Menurut dia, pemerintah tampak seperti berada di bawah tekanan atau khawatir menghadapi pihak-pihak yang menjadi obyek reformasi.
Karena itu, berbagai usulan perbaikan yang telah disusun tidak kunjung diwujudkan.
Meski demikian, Mahfud menegaskan dirinya tidak memiliki kepentingan pribadi terhadap berhasil atau tidaknya reformasi tersebut.
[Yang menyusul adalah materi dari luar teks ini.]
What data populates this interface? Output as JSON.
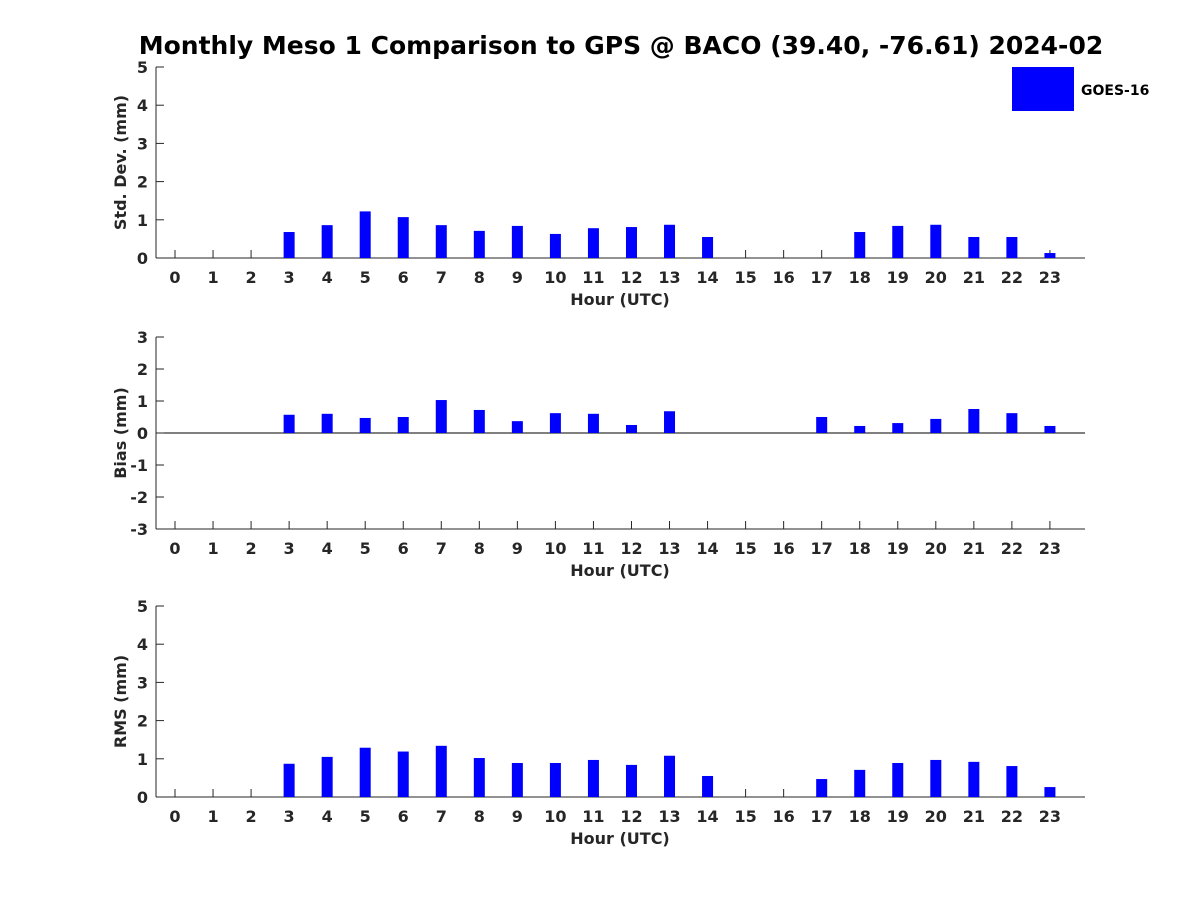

Namun, ia mengingatkan bahwa mandeknya upaya perbaikan institusi negara tidak sehat bagi kehidupan politik dan demokrasi.
“Entah takut pada apa atau takut sama siapa saya tidak tahu. Tapi saya melihatnya kok seperti takut sih melakukan perubahan-perubahan yang jelas baik, gitu, diarahkan untuk lebih baik dari situasi sekarang kok enggak ada perubahan apa-apa,” imbuh dia.
Mahfud menegaskan bahwa keputusan untuk menjalankan reformasi berada di tangan pemerintah dan DPR.
Karena itu, kedua lembaga tersebut harus bertanggung jawab secara moral dan politik atas setiap kebijakan yang diambil.
Ia mengingatkan bahwa dalam politik tidak ada kondisi yang berlangsung selamanya.
Menurut Mahfud, dukungan politik yang besar sekalipun dapat berubah apabila pemerintah tidak merespons tuntutan masyarakat.
Sebagai contoh, ia menyinggung jatuhnya Presiden Soeharto pada 1998 meski sebelumnya mendapat dukungan kuat dari berbagai elemen negara.
“Kan kan tidak akan statis tuh, saatnya akan muncul tuh,” ujar dia.